Since the start of the year, the price of sugar futures has almost doubled.
This is welcome news for Brazil, the world's largest producer of the stuff. The price spike is mainly explained by unfavorable weather -- too little rain in India and too much in Brazil. India's sugar production fell by almost half last year, turning the country from the second-biggest producer to the biggest importer.
For Brazil's big sugar companies, the timing is perfect: The credit crunch set off a wave of consolidation in an industry that had been resistant to it. The firms that have survived now have more scale and lots of cash.
Louis Dreyfus, a French commodities giant, bought Santelisa Vale, a large processor of sugar cane, in April. Santelisa had expanded fast and taken on too much debt, a common mistake in an industry that had the highest levels of investment of any industry in Brazil before the crunch. Dreyfus, which already trades sugar, soybeans and other Brazilian agricultural goods, wanted to bolster its position. At the other end of the spectrum is Copersucar, a giant co-operative that unites lots of small growers in São Paulo state.
The biggest of the lot is Cosan, which alone produces 2.5 percent of the world's sugar. Last year it bought Exxon Mobil's distribution and retailing business in Brazil to help it sell its ethanol. This year it bought Nova America, a smaller sugar company. Like many of Brazil's big companies, Cosan mixes family ownership with capital from BNDES, Brazil's government-owned development bank. And like many other Brazilian giants, it has suffered a vicious feud within the founding family over who should run the business.
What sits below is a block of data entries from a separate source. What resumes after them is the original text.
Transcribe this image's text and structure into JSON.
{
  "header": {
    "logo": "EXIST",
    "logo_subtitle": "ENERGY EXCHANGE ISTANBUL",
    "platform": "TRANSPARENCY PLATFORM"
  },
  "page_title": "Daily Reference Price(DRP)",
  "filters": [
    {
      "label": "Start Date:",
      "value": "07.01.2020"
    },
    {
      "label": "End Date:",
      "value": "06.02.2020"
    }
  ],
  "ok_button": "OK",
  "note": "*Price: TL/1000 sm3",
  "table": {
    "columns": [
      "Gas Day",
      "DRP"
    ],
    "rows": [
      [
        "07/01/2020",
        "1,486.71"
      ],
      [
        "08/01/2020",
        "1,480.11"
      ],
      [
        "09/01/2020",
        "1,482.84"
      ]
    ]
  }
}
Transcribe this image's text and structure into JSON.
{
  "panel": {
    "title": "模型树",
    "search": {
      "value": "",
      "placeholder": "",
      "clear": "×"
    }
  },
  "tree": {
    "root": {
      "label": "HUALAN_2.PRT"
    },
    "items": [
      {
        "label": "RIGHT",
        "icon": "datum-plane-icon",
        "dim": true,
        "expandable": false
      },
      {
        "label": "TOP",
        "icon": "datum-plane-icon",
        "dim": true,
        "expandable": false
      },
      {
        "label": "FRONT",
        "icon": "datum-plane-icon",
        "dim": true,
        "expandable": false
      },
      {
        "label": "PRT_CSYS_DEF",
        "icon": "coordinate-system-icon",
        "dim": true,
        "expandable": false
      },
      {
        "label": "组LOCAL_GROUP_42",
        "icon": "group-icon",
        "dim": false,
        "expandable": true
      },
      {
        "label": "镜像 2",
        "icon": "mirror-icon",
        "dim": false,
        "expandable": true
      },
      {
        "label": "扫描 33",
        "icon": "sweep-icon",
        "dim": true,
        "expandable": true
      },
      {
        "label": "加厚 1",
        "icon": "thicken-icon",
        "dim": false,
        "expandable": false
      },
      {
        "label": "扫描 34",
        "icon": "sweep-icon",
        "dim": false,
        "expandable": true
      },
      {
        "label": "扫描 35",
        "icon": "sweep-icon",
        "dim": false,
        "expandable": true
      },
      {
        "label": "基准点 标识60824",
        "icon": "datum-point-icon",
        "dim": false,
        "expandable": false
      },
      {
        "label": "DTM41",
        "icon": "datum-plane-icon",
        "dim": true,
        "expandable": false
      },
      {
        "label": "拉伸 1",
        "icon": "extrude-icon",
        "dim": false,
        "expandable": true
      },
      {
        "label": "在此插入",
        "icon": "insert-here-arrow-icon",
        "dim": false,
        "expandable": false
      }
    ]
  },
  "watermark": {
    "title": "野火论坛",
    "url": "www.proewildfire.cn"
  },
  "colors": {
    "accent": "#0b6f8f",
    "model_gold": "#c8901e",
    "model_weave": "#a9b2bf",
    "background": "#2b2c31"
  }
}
Rubens Ometto Silveira Mello fought other members of his family for 10 years in Brazil's courts before winning control of Cosan. In 2007 he strengthened his grip by setting up Cosan Ltd., a company with a dual share structure that accords some of Mello's shares 10 times the voting weight of ordinary ones. To do this, he listed Cosan Ltd. on the New York Stock Exchange, since Brazil's Novo Mercado, where Cosan was listed at the time, does not allow such arrangements.
Mello, who is splendidly forthright, did not let the subsequent controversy bother him overly.
"You're pissing on sludge and you don't know what's under your feet," he once told Dilma Rousseff, one of the front-runners for next year's presidential election, during a discussion of the government's energy policy.